Le sexe différencie sur le plan physique l’homme de la femme. Il s’agit de ce que la personne est physiquement tandis que le sexe social résulte de l’apprentissage dès l’enfance des tâches, des comportements, des rôles et des responsabilités que la société attribue à chaque sexe. C’est ce que la personne doit être socialement selon qu’elle est de sexe masculin ou féminin. Ces notions tendent finalement vers le concept d’égalité homme-femme ; d’équité de genre ; de parité ; d’approche genre entre autres. Toutes ces considérations féministes semblent être loin des préoccupations de Hedjole Dziedzom KANGNI dans son roman Emotion arc-en-ciel.
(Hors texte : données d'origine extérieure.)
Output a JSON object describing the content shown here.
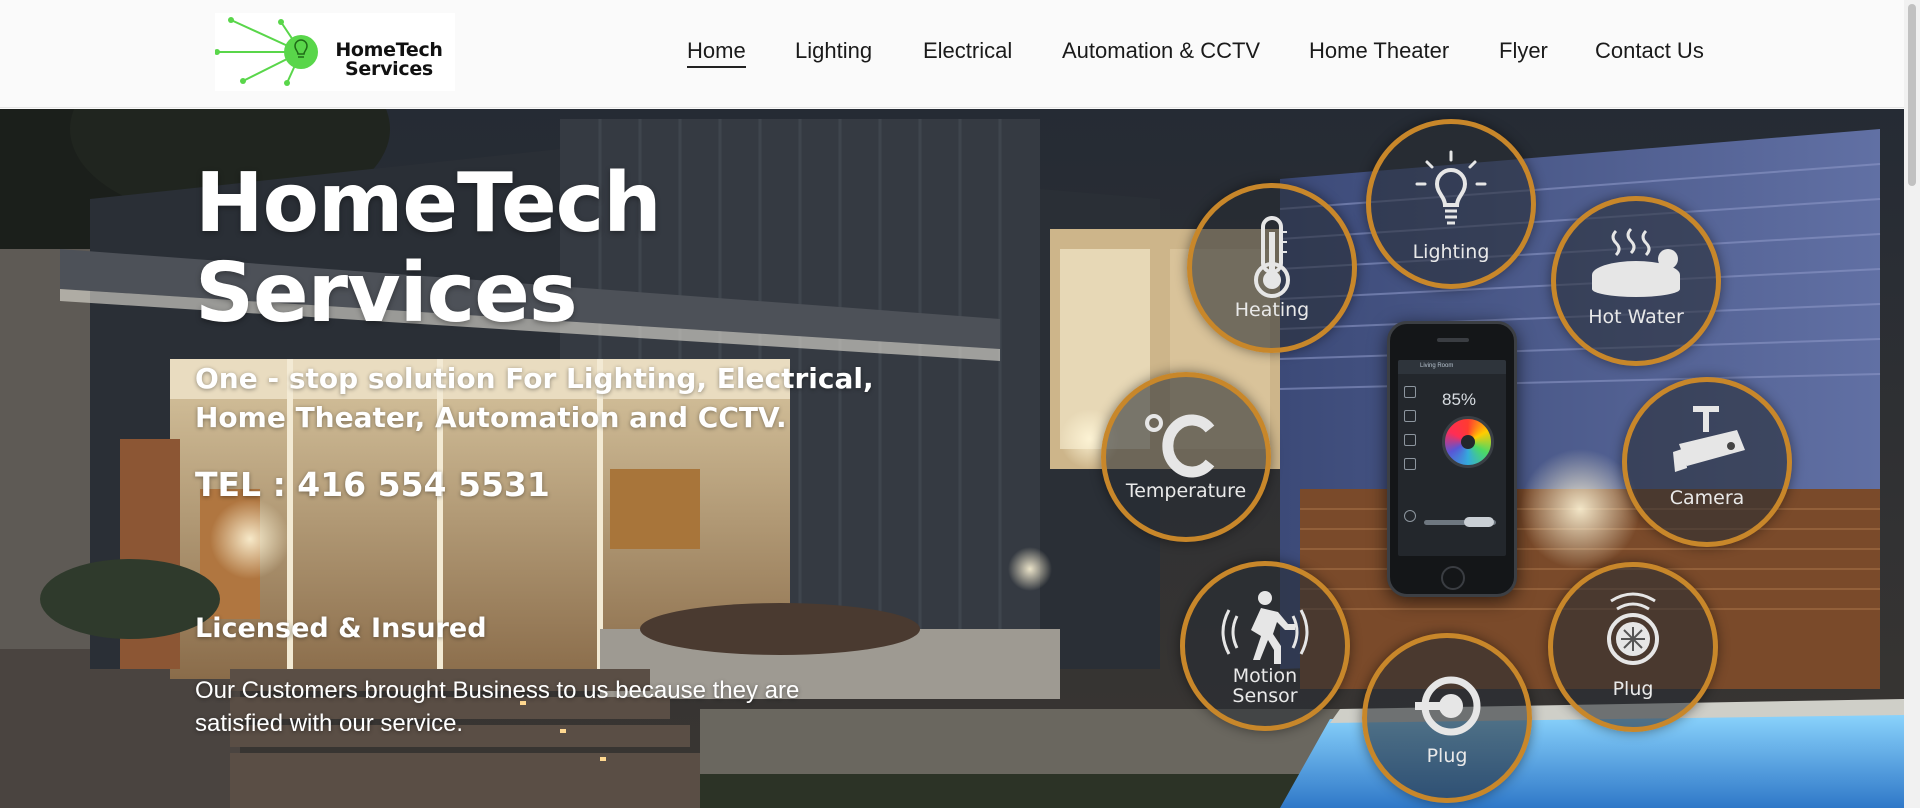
{
  "brand": {
    "logo_line1": "HomeTech",
    "logo_line2": "Services",
    "logo_green": "#59d64a"
  },
  "nav": {
    "items": [
      {
        "label": "Home",
        "active": true
      },
      {
        "label": "Lighting"
      },
      {
        "label": "Electrical"
      },
      {
        "label": "Automation & CCTV"
      },
      {
        "label": "Home Theater"
      },
      {
        "label": "Flyer"
      },
      {
        "label": "Contact Us"
      }
    ]
  },
  "hero": {
    "title_line1": "HomeTech",
    "title_line2": "Services",
    "subtitle": "One - stop solution For Lighting, Electrical, Home Theater, Automation and CCTV.",
    "tel": "TEL : 416 554 5531",
    "licensed": "Licensed & Insured",
    "description": "Our Customers brought Business to us because they are satisfied with our service."
  },
  "features": [
    {
      "label": "Heating",
      "icon": "thermometer-icon"
    },
    {
      "label": "Lighting",
      "icon": "lightbulb-icon"
    },
    {
      "label": "Hot Water",
      "icon": "hot-tub-icon"
    },
    {
      "label": "Temperature",
      "icon": "celsius-icon"
    },
    {
      "label": "Camera",
      "icon": "security-camera-icon"
    },
    {
      "label": "Motion",
      "label2": "Sensor",
      "icon": "motion-sensor-icon"
    },
    {
      "label": "Plug",
      "icon": "power-plug-icon"
    },
    {
      "label": "Plug",
      "icon": "smart-plug-icon"
    }
  ],
  "phone": {
    "title": "Living Room",
    "dimmer_percent": "85%"
  },
  "colors": {
    "ring": "#c8872a",
    "text_light": "#ffffff",
    "nav_text": "#1a1a1a"
  }
}
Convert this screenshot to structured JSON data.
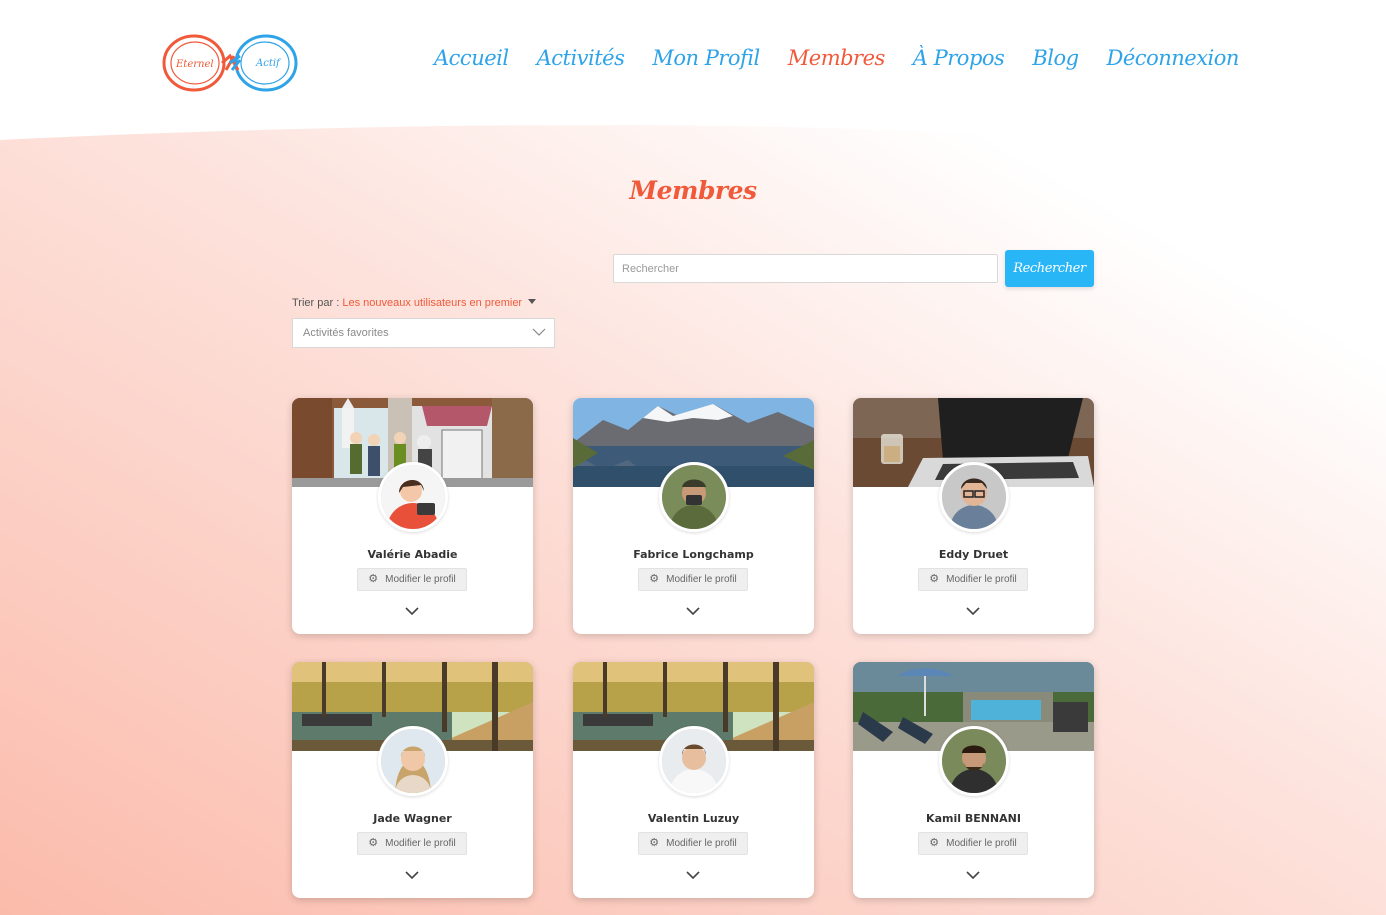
{
  "brand": {
    "logo_text_left": "Eternel",
    "logo_text_right": "Actif",
    "primary_color": "#f05a3a",
    "secondary_color": "#2ea3e8"
  },
  "nav": {
    "items": [
      {
        "label": "Accueil"
      },
      {
        "label": "Activités"
      },
      {
        "label": "Mon Profil"
      },
      {
        "label": "Membres"
      },
      {
        "label": "À Propos"
      },
      {
        "label": "Blog"
      },
      {
        "label": "Déconnexion"
      }
    ],
    "active": "Membres"
  },
  "page": {
    "title": "Membres"
  },
  "search": {
    "placeholder": "Rechercher",
    "button_label": "Rechercher"
  },
  "sort": {
    "label": "Trier par : ",
    "value": "Les nouveaux utilisateurs en premier"
  },
  "filter": {
    "placeholder": "Activités favorites"
  },
  "members": [
    {
      "name": "Valérie Abadie",
      "edit_label": "Modifier le profil",
      "cover": "village-illustration",
      "avatar": "woman-laptop-illustration"
    },
    {
      "name": "Fabrice Longchamp",
      "edit_label": "Modifier le profil",
      "cover": "mountain-lake",
      "avatar": "man-camera"
    },
    {
      "name": "Eddy Druet",
      "edit_label": "Modifier le profil",
      "cover": "laptop-desk",
      "avatar": "man-glasses"
    },
    {
      "name": "Jade Wagner",
      "edit_label": "Modifier le profil",
      "cover": "canal-trees",
      "avatar": "woman-smiling"
    },
    {
      "name": "Valentin Luzuy",
      "edit_label": "Modifier le profil",
      "cover": "canal-trees",
      "avatar": "man-white-tshirt"
    },
    {
      "name": "Kamil BENNANI",
      "edit_label": "Modifier le profil",
      "cover": "pool-garden",
      "avatar": "man-beard"
    }
  ]
}
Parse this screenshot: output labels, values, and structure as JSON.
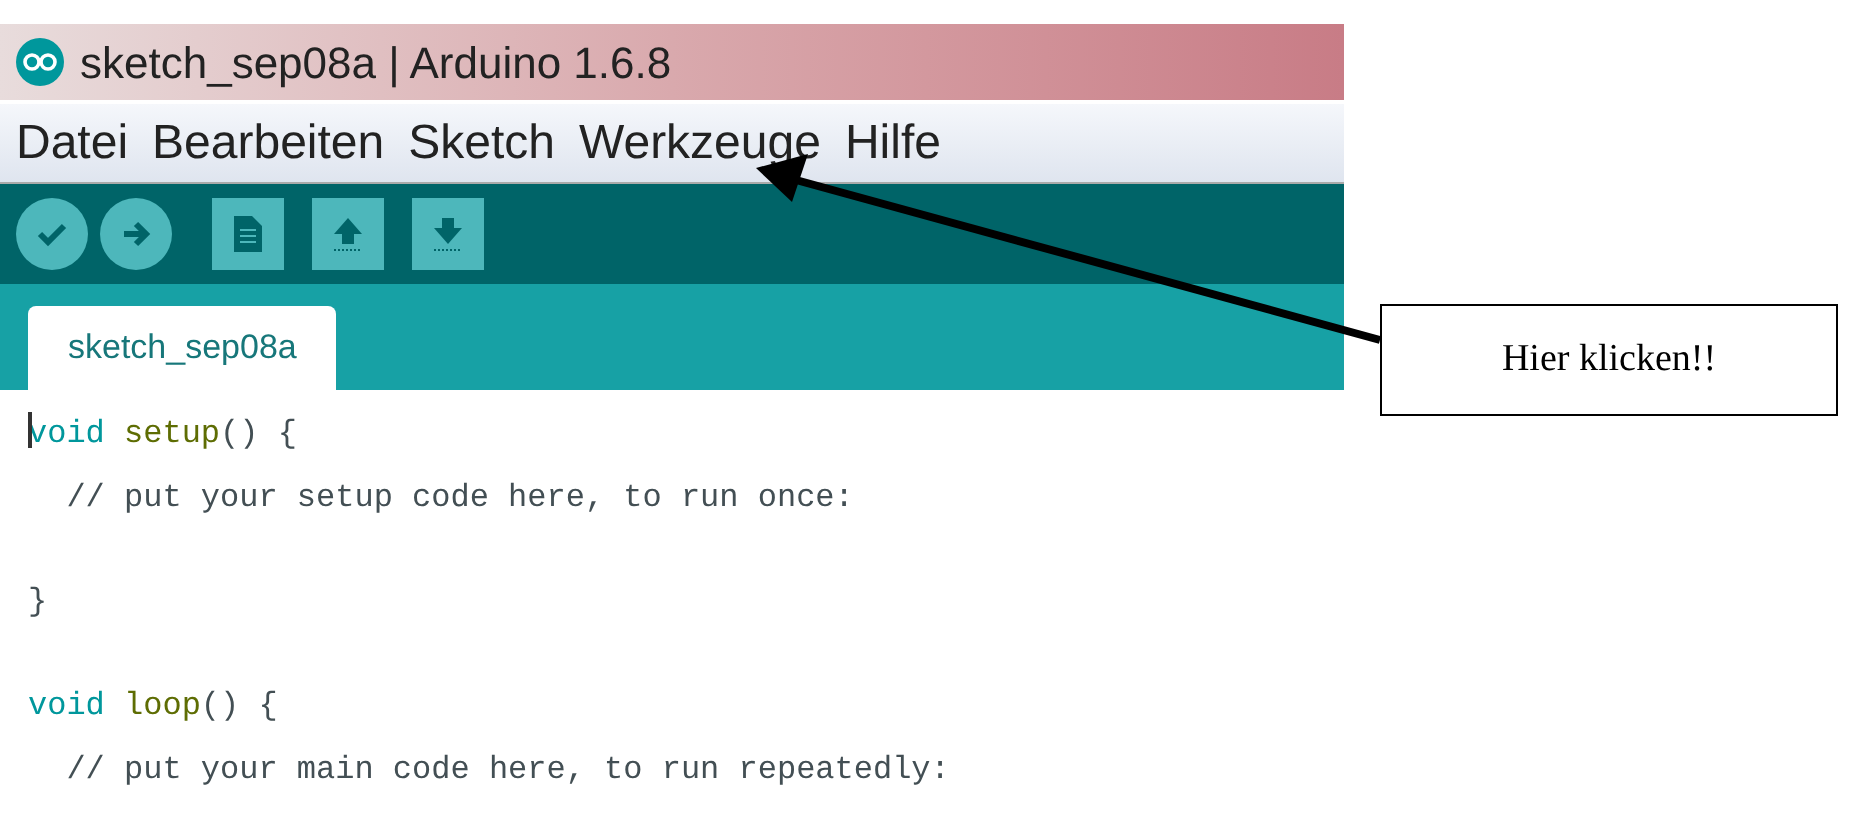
{
  "window": {
    "title": "sketch_sep08a | Arduino 1.6.8"
  },
  "menu": [
    "Datei",
    "Bearbeiten",
    "Sketch",
    "Werkzeuge",
    "Hilfe"
  ],
  "tabs": [
    {
      "label": "sketch_sep08a",
      "selected": true
    }
  ],
  "editor": {
    "blocks": [
      [
        {
          "tokens": [
            {
              "kind": "keyword",
              "text": "void "
            },
            {
              "kind": "function",
              "text": "setup"
            },
            {
              "kind": "punct",
              "text": "() {"
            }
          ]
        },
        {
          "tokens": [
            {
              "kind": "comment",
              "text": "  // put your setup code here, to run once:"
            }
          ]
        }
      ],
      [
        {
          "tokens": [
            {
              "kind": "punct",
              "text": "}"
            }
          ]
        }
      ],
      [
        {
          "tokens": [
            {
              "kind": "keyword",
              "text": "void "
            },
            {
              "kind": "function",
              "text": "loop"
            },
            {
              "kind": "punct",
              "text": "() {"
            }
          ]
        },
        {
          "tokens": [
            {
              "kind": "comment",
              "text": "  // put your main code here, to run repeatedly:"
            }
          ]
        }
      ]
    ]
  },
  "callout": {
    "text": "Hier klicken!!"
  }
}
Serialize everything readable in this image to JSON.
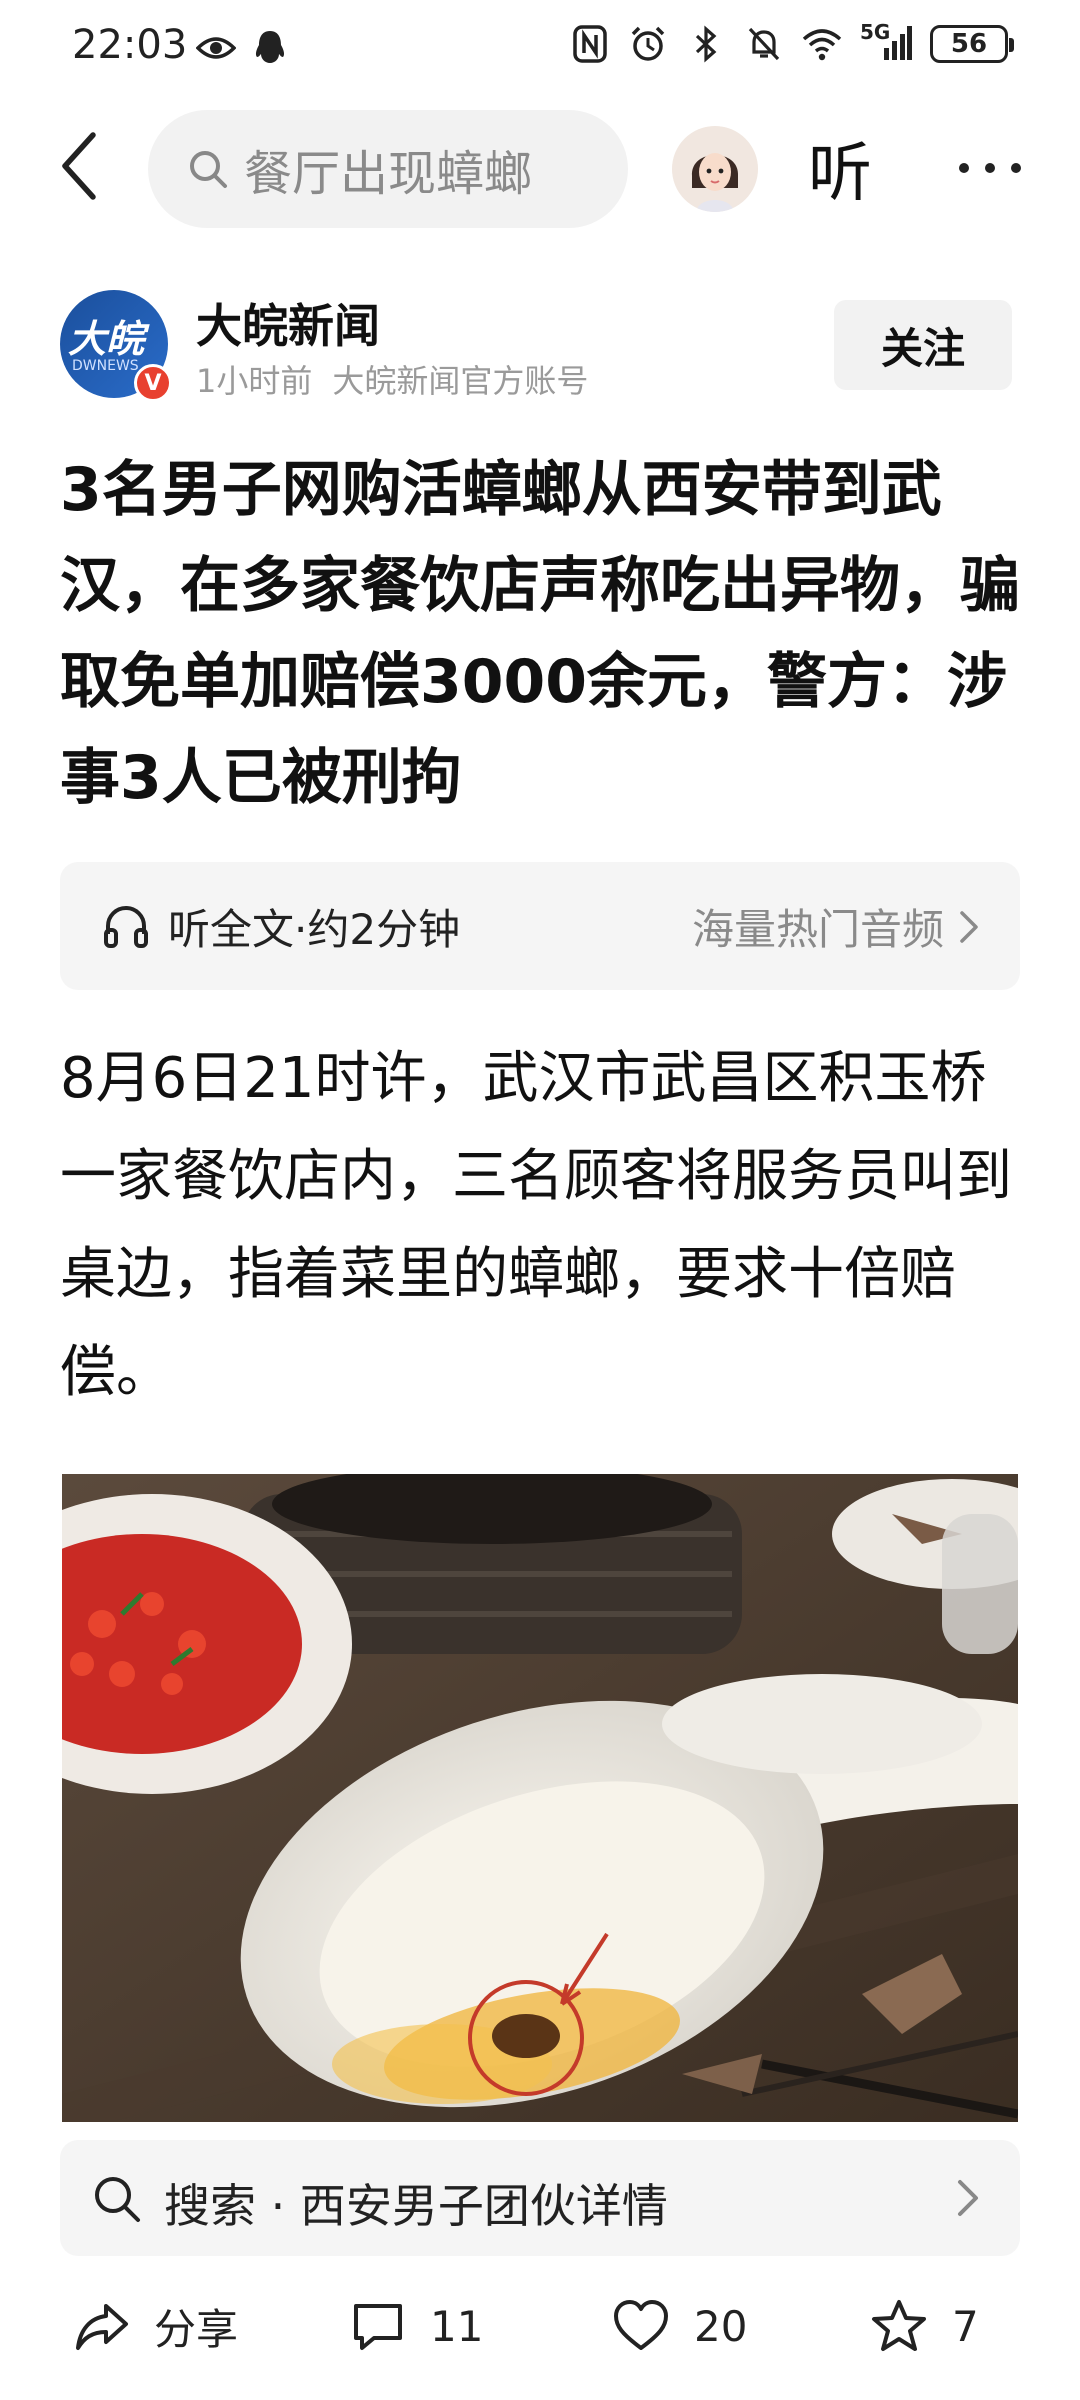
{
  "status_bar": {
    "time": "22:03",
    "network": "5G",
    "battery": "56"
  },
  "nav": {
    "search_query": "餐厅出现蟑螂",
    "listen_label": "听"
  },
  "author": {
    "name": "大皖新闻",
    "logo_text": "大皖",
    "logo_sub": "DWNEWS",
    "time_ago": "1小时前",
    "account_type": "大皖新闻官方账号",
    "follow_label": "关注"
  },
  "article": {
    "title": "3名男子网购活蟑螂从西安带到武汉，在多家餐饮店声称吃出异物，骗取免单加赔偿3000余元，警方：涉事3人已被刑拘",
    "listen_text": "听全文·约2分钟",
    "listen_more": "海量热门音频",
    "body": "8月6日21时许，武汉市武昌区积玉桥一家餐饮店内，三名顾客将服务员叫到桌边，指着菜里的蟑螂，要求十倍赔偿。"
  },
  "related_search": {
    "label": "搜索 · 西安男子团伙详情"
  },
  "actions": {
    "share_label": "分享",
    "comment_count": "11",
    "like_count": "20",
    "favorite_count": "7"
  }
}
La jeune romancière togolaise dès sa première publication fait forte impression à travers sa prise de position antiféministe relative à une certaine victimisation de l’homme. Qu’en est-il véritablement ?

Le paratexte
Publié à AGAU Editions à Lomé au Togo en juillet 2020, Emotion arc-en-ciel est un titre largement justifié. Il s’agit d’un récit à suspenses, une cascade de suspenses avec de l’émotion qui est garantie. Ici le suspense est maintenu et entretenu de la première page jusqu’à la dernière. La trame du récit est une succession de péripéties, de rebondissements savamment tricotés sur toute la ligne par Hedjole Dziedzom KANGNI.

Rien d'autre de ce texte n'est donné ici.